84
votes

I am writing a shell script to monitor kafka brokers.

I have gone through some links and found that if ZooKeeper contains a list of brokers, and if, in this list, the IP address is present, then a kafka broker is running.

I want a command that I can use in my shell script to get the broker list and check whether kafka is running.

Is there any curl command to get the kafka cluster status like elasticsearch?

9
I know that inside the zookeper-shell script in Kafka's bin folder you can call ls /brokers/ids to get the ids of the brokers currently alive. I don't know how to pass that as a parameter to the script though...jimijazz

9 Answers

131
votes

This command will give you the list of the active brokers between brackets:

./bin/zookeeper-shell.sh localhost:2181 ls /brokers/ids
71
votes

Alternate way using Zk-Client:

If you do not prefer to pass arguments to ./zookeeper-shell.sh and want to see the broker details from Zookeeper CLI, you need to install standalone Zookeeper (As traditional Kafka do not comes up with Jline JAR).

Once you install(unzip) the standalone Zookeeper,then:

  • Run the Zookeeper CLI:
    $ zookeeper/bin/zkCli.sh -server localhost:2181 #Make sure your Broker is already running

  • If it is successful, you can see the Zk client running as:

WATCHER::

WatchedEvent state:SyncConnected type:None path:null
[zk: localhost:2181(CONNECTED) 0]
  • From here you can explore the broker details using various commands:

$ ls /brokers/ids # Gives the list of active brokers
$ ls /brokers/topics #Gives the list of topics
$ get /brokers/ids/0 #Gives more detailed information of the broker id '0'

30
votes
echo dump | nc localhost 2181 | grep brokers

(replace localhost with the host where zookeeper is running)

8
votes

Here are a couple of quick functions I use when bash scripting Kafka Data Load into Demo Environments. In this example I use HDP with no security, but it is easily modified to other environments and intended to be quick and functional rather than particularly robust.

The first retrieves the address of the first ZooKeeper node from the config:

ZKS1=$(cat /usr/hdp/current/zookeeper-client/conf/zoo.cfg | grep server.1)
[[ ${ZKS1} =~ server.1=(.*?):[0-9]*:[0-9]* ]]
export ZKADDR=${BASH_REMATCH[1]}:2181
echo "using ZooKeeper Server $ZKADDR"

The second retrieves the Broker IDs from ZooKeeper:

echo "Fetching list of Kafka Brokers"
export BROKERIDS=$(/usr/hdp/current/kafka-broker/bin/zookeeper-shell.sh ${ZKADDR} <<< 'ls /brokers/ids' | tail -1)
export BROKERIDS=${BROKERIDS//[!0-9 ]/}
echo "Found Kafka Broker IDS: $BROKERIDS"

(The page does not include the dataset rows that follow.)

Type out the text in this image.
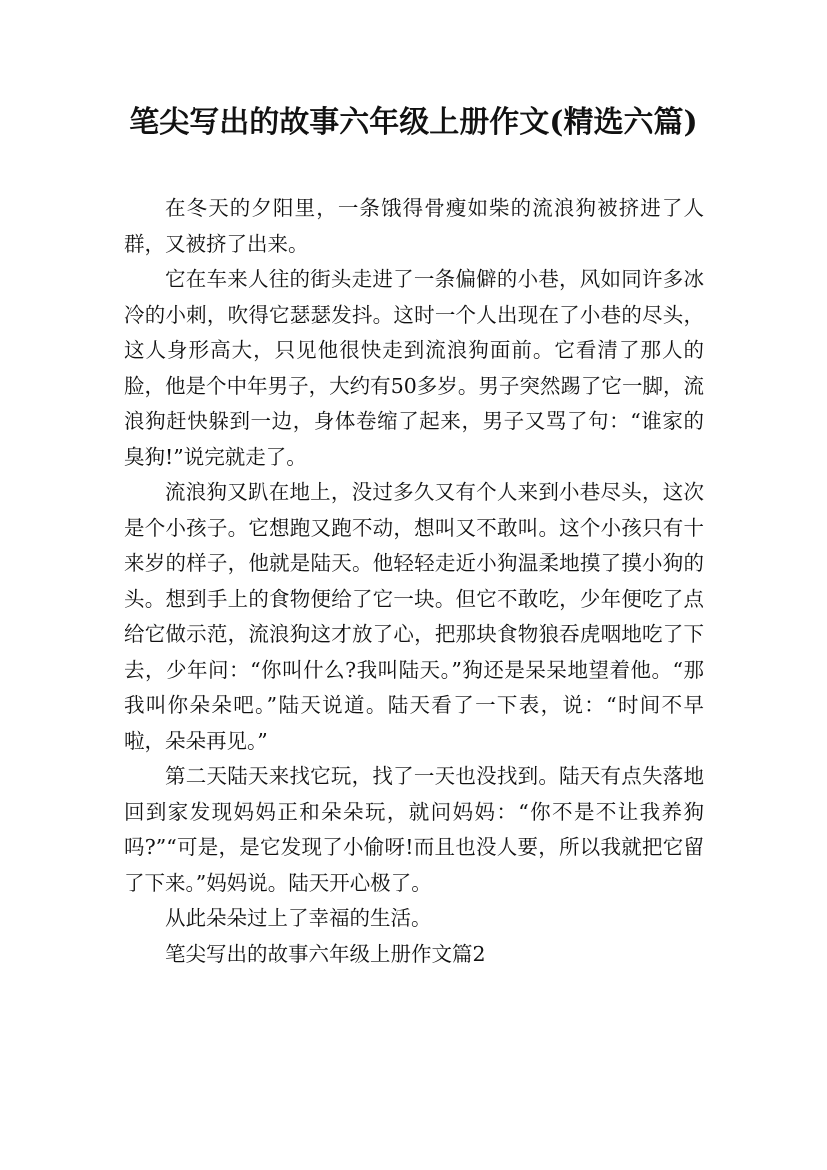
笔尖写出的故事六年级上册作文(精选六篇)

在冬天的夕阳里，一条饿得骨瘦如柴的流浪狗被挤进了人群，又被挤了出来。

它在车来人往的街头走进了一条偏僻的小巷，风如同许多冰冷的小刺，吹得它瑟瑟发抖。这时一个人出现在了小巷的尽头，这人身形高大，只见他很快走到流浪狗面前。它看清了那人的脸，他是个中年男子，大约有50多岁。男子突然踢了它一脚，流浪狗赶快躲到一边，身体卷缩了起来，男子又骂了句：“谁家的臭狗!”说完就走了。

流浪狗又趴在地上，没过多久又有个人来到小巷尽头，这次是个小孩子。它想跑又跑不动，想叫又不敢叫。这个小孩只有十来岁的样子，他就是陆天。他轻轻走近小狗温柔地摸了摸小狗的头。想到手上的食物便给了它一块。但它不敢吃，少年便吃了点给它做示范，流浪狗这才放了心，把那块食物狼吞虎咽地吃了下去，少年问：“你叫什么?我叫陆天。”狗还是呆呆地望着他。“那我叫你朵朵吧。”陆天说道。陆天看了一下表，说：“时间不早啦，朵朵再见。”

第二天陆天来找它玩，找了一天也没找到。陆天有点失落地回到家发现妈妈正和朵朵玩，就问妈妈：“你不是不让我养狗吗?”“可是，是它发现了小偷呀!而且也没人要，所以我就把它留了下来。”妈妈说。陆天开心极了。

从此朵朵过上了幸福的生活。

笔尖写出的故事六年级上册作文篇2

The third parses ZooKeeper again to retrieve the list of Kafka Brokers Host:port ready for use in the command-line client:

unset BROKERS
for i in $BROKERIDS
do
DETAIL=$(/usr/hdp/current/kafka-broker/bin/zookeeper-shell.sh ${ZKADDR} <<< "get /brokers/ids/$i")
[[ $DETAIL =~ PLAINTEXT:\/\/(.*?)\"\] ]]
if [ -z ${BROKERS+x} ]; then BROKERS=${BASH_REMATCH[1]}; else 
BROKERS="${BROKERS},${BASH_REMATCH[1]}"; fi
done
echo "Found Brokerlist: $BROKERS"
5
votes

If you are using new version of Kafka e.g. 5.3.3, you can use

kafka-broker-api-versions  --bootstrap-server BROKER | grep 9092

You just need to pass one of the brokers

2
votes

To use zookeeper commands with shell script try

zookeeper/bin/zkCli.sh -server localhost:2181 <<< "ls /brokers/ids" | tail -n 1. The last line usually has the response details

2
votes

On MacOS, can try:

brew tap let-us-go/zkcli
brew install zkcli

zkcli ls /brokers/ids
zkcli get /brokers/ids/1
0
votes

I did it like this

#!/bin/bash

ZK_HOST="localhost"
ZK_PORT=2181


for i in `echo dump | nc $ZK_HOST $ZK_PORT | grep brokers`
do
    echo $i
    DETAIL=`zkCli -server "$ZK_HOST:$ZK_PORT" get $i 2>/dev/null | tail -n 1`
    echo $DETAIL
done
0
votes

Using Confluent's REST Proxy API v3:

curl -X GET -H "Accept: application/vnd.api+json" localhost:8082/v3/clusters

where localhost:8082 is Kafka Proxy address.